COMMUNIQUÉ DE PRESSE
CONGÉS BONIFIÉS :
RIEN NE DOIT SE FAIRE SANS UNE PLUS GRANDE CONCERTATION AVEC LES PERSONNES CONCERNÉES.
Le jeudi 16 mai 2019, la Délégation aux outre-mer de l’Assemblée nationale s’est réunie en vue de la présentation d’un rapport d’information sur les congés bonifiés réalisés par Messieurs Lénaick ADAM (Guyane) et David LORION (La Réunion).

Les rapporteurs ont rappelé l’origine de ce dispositif qui a permis à nos concitoyens d’Outre-mer de préserver le lien avec leur territoire d’origine avant de redire l’objectif fixé par le Président de la République : « plus souvent moins longtemps ». 

Ils ont porté 7 préconisations qui ont été unanimement adoptées par les membres de la Délégation :
  • Favoriser la concertation préalable à la réforme en entendant les fonctionnaires ultra-marins, leurs représentants professionnels et associatifs, leurs élus et en prenant leurs arguments en considération.
  • Passer un marché interministériel permettant d’acheter des billets d’avion au meilleur prix et avec un maximum de souplesse.
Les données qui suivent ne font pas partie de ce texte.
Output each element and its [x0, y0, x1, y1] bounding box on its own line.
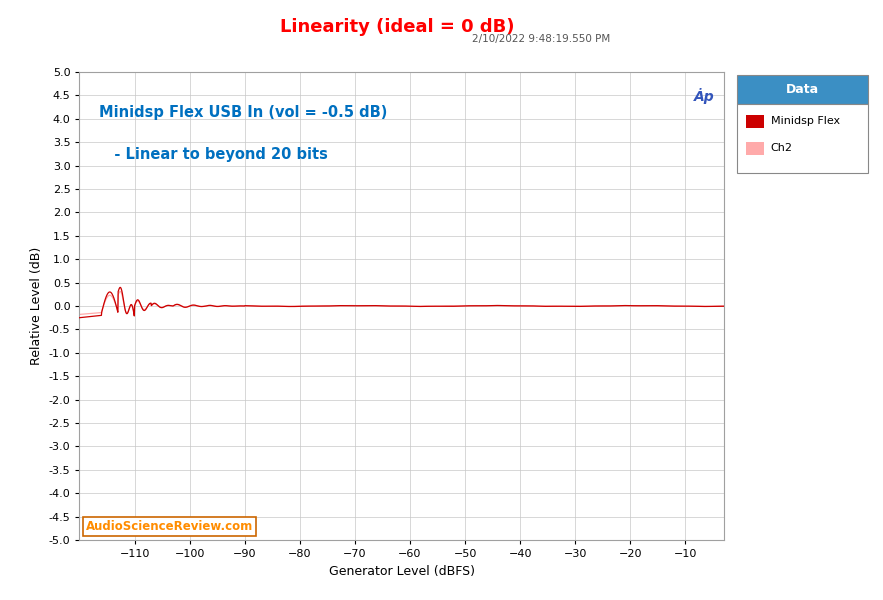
Text: Linearity (ideal = 0 dB): Linearity (ideal = 0 dB) — [280, 18, 515, 36]
Y-axis label: Relative Level (dB): Relative Level (dB) — [30, 247, 43, 365]
Text: AudioScienceReview.com: AudioScienceReview.com — [86, 520, 253, 533]
X-axis label: Generator Level (dBFS): Generator Level (dBFS) — [328, 565, 475, 578]
Text: Ch2: Ch2 — [771, 143, 793, 153]
Text: Minidsp Flex USB In (vol = -0.5 dB): Minidsp Flex USB In (vol = -0.5 dB) — [99, 105, 387, 120]
Text: 2/10/2022 9:48:19.550 PM: 2/10/2022 9:48:19.550 PM — [472, 34, 611, 44]
Text: - Linear to beyond 20 bits: - Linear to beyond 20 bits — [99, 147, 328, 162]
Text: Data: Data — [786, 83, 819, 96]
Text: Minidsp Flex: Minidsp Flex — [771, 116, 840, 126]
Text: Ȧp: Ȧp — [694, 88, 714, 104]
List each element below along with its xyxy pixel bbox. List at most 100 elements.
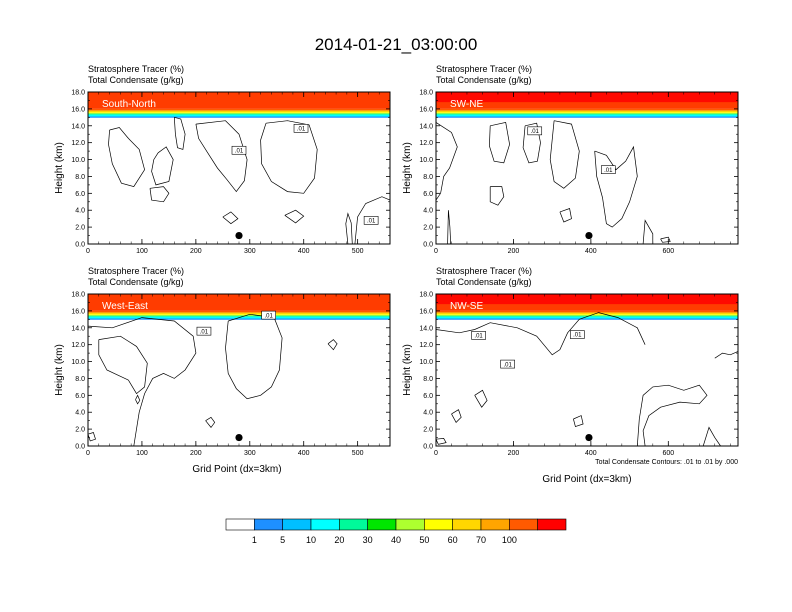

Réfléchir à un mécanisme qui permette d’y associer les deux autres fonctions publiques de manière à les faire bénéficier des meilleurs tarifs. 
  • Acheter le plus précocement possible les billets d’avion, d’autant que les dates de départ sont généralement fixées six mois à l’avance.
  • Examiner les critères relatifs au CIMM (Centre des Intérêts Matériels et Moraux) avec bienveillance et ne pas les utiliser comme un moyen de réguler le nombre de congés bonifiés.
  • Appliquer strictement les mêmes critères à tous les demandeurs de congés bonifiés, quelles que soient leurs administrations d’origine. Créer, si nécessaire, un groupe de travail interministériel pour harmoniser les pratiques et réduire le nombre de recours contentieux.
  • Porter à dix ans la périodicité d’examen des CIMM, actuellement fixée à trois ans.
  • Étendre le dispositif des congés bonifiés aux collectivités du Pacifique s’il apparaît que nos concitoyens originaires de ces territoires subissent une rupture d’égalité par rapport à ceux des départements d’outre-mer.
Le Gouvernement ayant nié toute motivation financière, les rapporteurs ont principalement insisté sur leur première recommandation. Ils invitent en conséquence les ministres à prendre le temps de la réflexion et de la concertation avant la réforme. 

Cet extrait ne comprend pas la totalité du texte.